Enhancing the osteogenic capability of additively manufactured Ti6Al4V scaffolds: uniform internal/external composite coating while maintaining mechanical performance

Abstract

Additively manufactured Ti6Al4V scaffolds, characterized by interconnected porosity and high specific surface area, are gradually replacing solid implants in orthopedic surgery. However, the complete removal of residual Ti6Al4V particles from both the internal and external surfaces of the scaffolds and the improvement of the uniformity in biological performance remain significant challenges. The proposed combined method of flowing acid etching and anodic oxidation effectively removed residual Ti6Al4V particles from all surfaces of the scaffold and enabled the formation of TiO₂ nanotubes on both its inner and outer surfaces.
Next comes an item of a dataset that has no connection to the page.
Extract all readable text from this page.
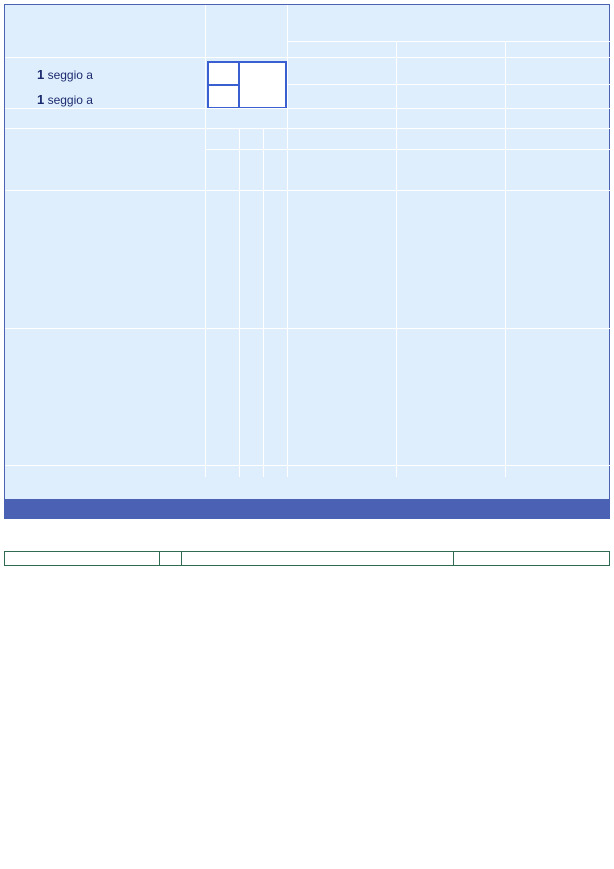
1 seggio a
1 seggio a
This process facilitated the construction of a micro-/nano-composite structure that uniformly covers the entire scaffold. Importantly, the post-treatment process did not compromise the designed mechanical properties of the scaffolds. Subsequent in vitro and in vivo studies demonstrated that the removal of residual Ti6Al4V particles, combined with the construction of micro-/nano-composite structures on all scaffold surfaces, significantly enhanced osteogenic activity. This strategy can be broadly applied to the post-processing of additively manufactured Ti6Al4V scaffolds to achieve simultaneous particle removal and osteogenic surface modification while preserving the mechanical integrity dictated by the design.